At nightfall on the seventh day, the ironwood door would be barred from within.

  The first killing took place on a green marble pedestal at the center of the chamber, with sculptural relief depicting a mass of writhing, pleading bodies, raising their supplicant eyes and arms toward the heavens. Twin canals at the base redirected the flowing slave blood into gold cups encrusted with rubies and garnets.

  Thrax emerged out of a passage, wearing only his subligar, and quietly ordered the slave to climb upon the pedestal. There he drank her in full view of the seven bronze mirrors hanging from the chamber walls, biting her fiercely as he punctured her throat with his stinger. The suction was so sudden, so swift, that one could actually see the veins collapsing beneath the slave’s skin as the color drained from her flesh within seconds. Thrax’s wiry arms restrained the slave’s torso with great strength and expert control.

  When the entertainment of the ensuing panic faded, a second slave was swiftly attacked, feasted on, and brutally killed. There followed a third and a fourth and so on, until one terrorized slave remained. Thrax savored the final kill the most. Satiating.

  But one night late in winter, Thrax slowed before finishing the final slave, having detected an extra pulse in the slave’s blood.
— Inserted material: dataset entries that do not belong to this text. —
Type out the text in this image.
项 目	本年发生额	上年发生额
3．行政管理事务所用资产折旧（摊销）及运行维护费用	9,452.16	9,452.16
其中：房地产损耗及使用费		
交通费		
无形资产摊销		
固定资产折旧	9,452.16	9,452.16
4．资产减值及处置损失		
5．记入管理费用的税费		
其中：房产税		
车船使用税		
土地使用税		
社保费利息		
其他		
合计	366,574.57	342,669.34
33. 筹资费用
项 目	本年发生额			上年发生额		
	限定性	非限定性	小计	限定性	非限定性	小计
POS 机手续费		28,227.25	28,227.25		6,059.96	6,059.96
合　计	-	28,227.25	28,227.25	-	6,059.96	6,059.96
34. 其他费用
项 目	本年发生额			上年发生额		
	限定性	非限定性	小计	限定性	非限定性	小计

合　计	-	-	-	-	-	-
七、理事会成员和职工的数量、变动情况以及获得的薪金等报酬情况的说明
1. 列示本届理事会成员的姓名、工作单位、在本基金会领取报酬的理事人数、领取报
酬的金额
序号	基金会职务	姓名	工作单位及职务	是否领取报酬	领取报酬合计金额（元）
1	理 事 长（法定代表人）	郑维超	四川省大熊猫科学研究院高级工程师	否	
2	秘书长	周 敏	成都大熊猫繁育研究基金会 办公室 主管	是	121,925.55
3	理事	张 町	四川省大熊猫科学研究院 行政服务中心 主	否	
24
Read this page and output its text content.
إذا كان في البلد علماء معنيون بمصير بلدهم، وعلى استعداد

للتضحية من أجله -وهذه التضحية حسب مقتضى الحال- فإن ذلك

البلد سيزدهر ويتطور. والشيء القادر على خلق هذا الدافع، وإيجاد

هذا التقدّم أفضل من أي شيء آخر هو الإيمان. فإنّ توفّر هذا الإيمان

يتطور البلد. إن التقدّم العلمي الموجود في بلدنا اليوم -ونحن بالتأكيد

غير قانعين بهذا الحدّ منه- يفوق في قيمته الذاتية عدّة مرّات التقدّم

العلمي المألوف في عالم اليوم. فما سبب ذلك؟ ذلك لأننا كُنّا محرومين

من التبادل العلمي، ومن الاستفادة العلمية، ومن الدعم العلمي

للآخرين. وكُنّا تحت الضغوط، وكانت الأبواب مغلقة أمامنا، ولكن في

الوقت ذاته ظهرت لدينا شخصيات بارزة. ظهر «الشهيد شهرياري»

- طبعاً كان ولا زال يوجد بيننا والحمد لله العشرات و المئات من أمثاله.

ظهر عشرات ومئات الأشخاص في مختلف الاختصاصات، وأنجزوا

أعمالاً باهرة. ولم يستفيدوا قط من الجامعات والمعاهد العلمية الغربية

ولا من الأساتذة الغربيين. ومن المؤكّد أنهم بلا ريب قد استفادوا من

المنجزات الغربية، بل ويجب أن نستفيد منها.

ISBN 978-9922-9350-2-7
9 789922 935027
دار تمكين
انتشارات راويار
He felt her belly through her tunic and found it firm and swollen. Confirming her pregnancy, Thrax brutally slapped her down, her blood trailing from his mouth. He went for a gold dagger, kept next to a cornucopia of fresh fruit. He sliced at her, going for the neck—only to have his expert blow deflected by her bare forearm, severing her outer muscles and missing the tendons by mere millimeters. Thrax lunged again but was stopped by the girl. Despite his speed and skill, he remained at a disadvantage due to his underdeveloped, adolescent body. So weak in spite of his time-honed technique.

  The Master thereby resolved never again to occupy any vehicle younger than thirteen years of age. The slave girl wept and begged the Master to spare her life and that of her unborn child—all the while bleeding deliciously. She invoked the names of her gods. But her pleas meant nothing to the Master—except as part of the feeding process: the sizzling sound of bacon in the frying pan.